Biopolitics and presence of the bodies

Frank Rollier


Lacan reminds us that the Imperative is “what is most original in speech”[1] and that it belongs to the very structure of the discourse of the master.  In these times of pandemic and triumphant biopolitics, the imperatives of a master subjected to the evaluations of sanitary committees give our lives their rhythm.

The lockout and the social barriers constrain the bodies: everywhere the virtual mode has become imperative: teleworking, leisure on the web, videoconferences. This new use of speech in defiance of flesh and blood encounters produces effects of mortification and jouissance on the body such as: isolation, anxiety, overcoming by the imaginary, weariness.

 With the soaring of analytical or supervision sessions by phone or Skype, the lesser of two evils as we call it and most likely preferable to no sessions at all, our very practice lets itself be worn down by this unreal uncorporeal mode. Lacan identifies the discourse to an epidemic[2] and we know that such drift which is already the norm in other longitudes has become viral itself.

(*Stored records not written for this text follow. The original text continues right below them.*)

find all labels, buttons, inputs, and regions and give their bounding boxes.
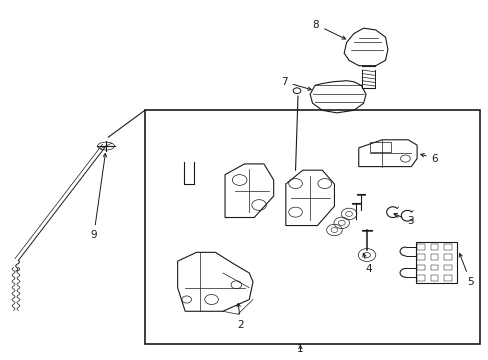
- Text: 2: 2: [237, 303, 244, 330]
- Bar: [443, 265, 451, 270]
- Text: 8: 8: [312, 19, 345, 39]
- Bar: [416, 255, 424, 260]
- Bar: [443, 244, 451, 250]
- Bar: [415, 242, 456, 283]
- Text: 9: 9: [90, 153, 106, 240]
- Bar: [416, 275, 424, 281]
- Text: 3: 3: [393, 213, 413, 226]
- Bar: [430, 265, 437, 270]
- Bar: [416, 265, 424, 270]
- Text: 6: 6: [420, 154, 437, 163]
- Text: 4: 4: [362, 253, 371, 274]
- Bar: [430, 255, 437, 260]
- Text: 5: 5: [458, 253, 473, 287]
- Text: 7: 7: [281, 77, 311, 90]
- Bar: [370, 143, 390, 152]
- Bar: [144, 111, 479, 344]
- Bar: [430, 275, 437, 281]
- Bar: [430, 244, 437, 250]
- Bar: [443, 275, 451, 281]
- Bar: [416, 244, 424, 250]
- Bar: [443, 255, 451, 260]
- Text: 1: 1: [297, 344, 303, 354]
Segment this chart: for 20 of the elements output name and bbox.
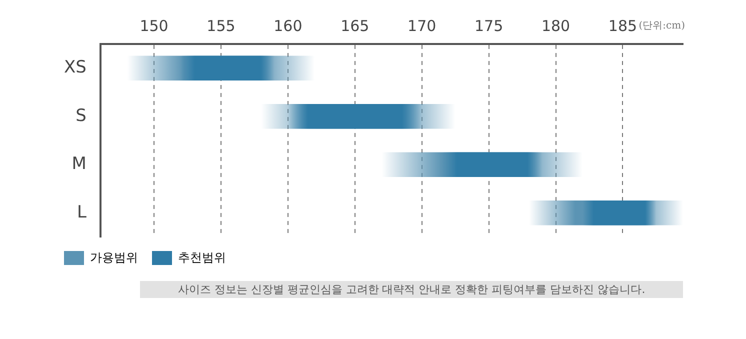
x-tick-label: 165 [340,16,370,35]
y-tick-label: S [76,106,86,126]
y-tick-label: L [76,202,87,222]
legend-label: 추천범위 [178,250,226,264]
text: 사이즈 정보는 신장별 평균인심을 고려한 대략적 안내로 정확한 피팅여부를 담보하진 않습니다. [140,281,683,298]
x-tick-label: 160 [274,16,302,35]
x-tick-label: 155 [206,16,236,35]
bar [180,56,275,80]
y-tick-label: XS [64,58,86,78]
legend-label: 가용범위 [90,250,138,264]
y-tick-label: M [72,154,86,174]
x-tick-label: 170 [408,16,436,35]
bar [582,200,657,226]
x-tick-label: 185 [608,16,638,35]
bar [442,152,543,177]
bar [288,104,422,129]
x-tick-label: 180 [541,16,570,35]
x-tick-label: 175 [474,16,504,35]
x-tick-label: 150 [140,16,168,35]
text: (단위:cm) [638,20,686,32]
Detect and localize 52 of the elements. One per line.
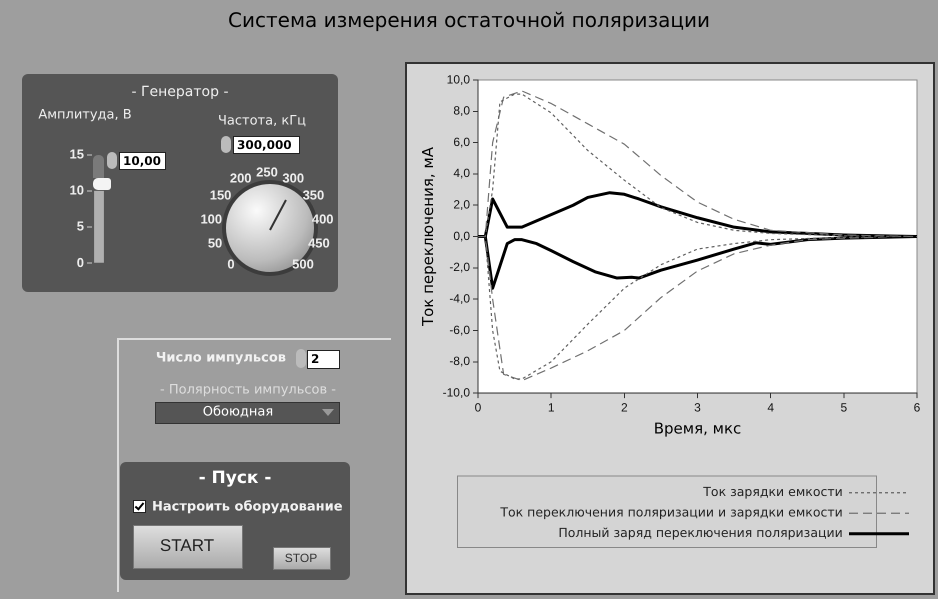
y-tick-label: 0	[76, 254, 84, 270]
x-tick-label: 3	[694, 400, 702, 415]
y-tick-label: 15	[70, 146, 84, 162]
text: 0	[227, 256, 235, 272]
y-tick-label: -4,0	[449, 291, 470, 306]
y-tick-label: 2,0	[453, 198, 470, 212]
chart-title: Система измерения остаточной поляризации	[227, 8, 711, 32]
y-tick-label: -6,0	[449, 322, 470, 337]
y-tick-label: 5	[76, 218, 84, 234]
text: Частота, кГц	[218, 114, 306, 128]
y-tick-label: 6,0	[453, 134, 470, 149]
text: STOP	[284, 551, 318, 565]
x-tick-label: 0	[474, 400, 482, 415]
text: 400	[312, 211, 334, 226]
legend-label: Полный заряд переключения поляризации	[558, 525, 843, 540]
text: 300	[282, 170, 304, 186]
text: 150	[210, 187, 232, 202]
x-tick-label: 5	[840, 400, 848, 415]
text: Число импульсов	[156, 350, 286, 366]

 Some patients say how happy they are to get out of home to move to their session. We know that only the presence of the bodies between four walls meant to “ encircle a hole”[3] enables speech “regarded as a drive”[4] to unfurl, silence to resound and make the absence of sexual rapport writable. A session of bodies in presence, a new agalma ?

 

Translated by Catherine Massol


References

[1] Lacan J. : « Conférence à Genève sur le symptôme ». La cause du désir N° 95, p. 7-22. 

[2] Laurent E. : « Les biopolitiques de la pandémie et le corps, matière de l’angoisse », Lacan Quotidien N° 892.

[3] Lacan J. : « Je parle aux murs », Paris, Seuil, 2011, p 87.

[4] Miller J.-A. : L'orientation lacanienne, « Le tout dernier Lacan », 13 décembre 2006, inédit.